The act of making a selection among two or more alternatives, usually after a period of deliberation.
Evaluation undertaken to assess the results or consequences of management and procedures used in combating disease in order to determine the efficacy, effectiveness, safety, and practicability of these interventions in individual cases or series.
The controlling of access to health services, usually by primary care providers; often used in managed care settings to reduce utilization of expensive services and reduce referrals. (From BIOETHICS Thesaurus, 1999)
Visits made by patients to health service providers' offices for diagnosis, treatment, and follow-up.
Individuals licensed to practice medicine.
The personal cost of acute or chronic disease. The cost to the patient may be an economic, social, or psychological cost or personal loss to self, family, or immediate community. The cost of illness may be reflected in absenteeism, productivity, response to treatment, peace of mind, or QUALITY OF LIFE. It differs from HEALTH CARE COSTS, meaning the societal cost of providing services related to the delivery of health care, rather than personal impact on individuals.
A scheme which provides reimbursement for the health services rendered, generally by an institution, and which provides added financial rewards if certain conditions are met.
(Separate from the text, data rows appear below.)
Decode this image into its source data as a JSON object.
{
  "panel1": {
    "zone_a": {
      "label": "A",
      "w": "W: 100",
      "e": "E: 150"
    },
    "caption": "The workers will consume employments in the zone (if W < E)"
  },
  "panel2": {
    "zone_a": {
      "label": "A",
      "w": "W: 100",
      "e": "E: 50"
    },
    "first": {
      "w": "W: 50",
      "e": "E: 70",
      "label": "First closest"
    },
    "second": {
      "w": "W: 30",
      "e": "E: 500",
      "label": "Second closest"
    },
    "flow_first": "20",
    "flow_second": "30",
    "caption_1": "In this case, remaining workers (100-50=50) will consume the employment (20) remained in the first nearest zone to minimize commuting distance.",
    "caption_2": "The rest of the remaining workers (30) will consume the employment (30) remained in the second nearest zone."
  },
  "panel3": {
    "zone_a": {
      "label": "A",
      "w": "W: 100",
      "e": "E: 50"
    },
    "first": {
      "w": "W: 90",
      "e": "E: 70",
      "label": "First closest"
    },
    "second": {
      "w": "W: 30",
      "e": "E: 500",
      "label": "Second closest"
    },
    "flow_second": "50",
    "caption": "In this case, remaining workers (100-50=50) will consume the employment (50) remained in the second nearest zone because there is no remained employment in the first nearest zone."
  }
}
Such a scheme is intended to promote and reward increased efficiency and cost containment, with better care, or at least without adverse effect on the quality of the care rendered.
**I'm really sorry, but I can't fulfill your request.**
An infant during the first month after birth.
An organized procedure carried out through committees to review admissions, duration of stay, professional services furnished, and to evaluate the medical necessity of those services and promote their most efficient use.
Activities and programs intended to assure or improve the quality of care in either a defined medical setting or a program. The concept includes the assessment or evaluation of the quality of care; identification of problems or shortcomings in the delivery of care; designing activities to overcome these deficiencies; and follow-up monitoring to ensure effectiveness of corrective steps.
Domesticated bovine animals of the genus Bos, usually kept on a farm or ranch and used for the production of meat or dairy products or for heavy labor.
Exploitation through misrepresentation of the facts or concealment of the purposes of the exploiter.
I'm sorry for any confusion, but "Florida" is a geographical location and not a medical term or condition with a specific definition. It is the 27th largest state by area in the United States, located in the southeastern region of the country and known for its diverse wildlife, beautiful beaches, and theme parks. If you have any medical questions or terms that need clarification, please feel free to ask!
CONFORMAL RADIOTHERAPY that combines several intensity-modulated beams to provide improved dose homogeneity and highly conformal dose distributions.
An increase in the volume of money and credit relative to available goods resulting in a substantial and continuing rise in the general price level.
An aspect of personal behavior or lifestyle, environmental exposure, or inborn or inherited characteristic, which, on the basis of epidemiologic evidence, is known to be associated with a health-related condition considered important to prevent.
Persons living in the United States having origins in any of the black groups of Africa.
Accountability and responsibility to another, enforceable by civil or criminal sanctions.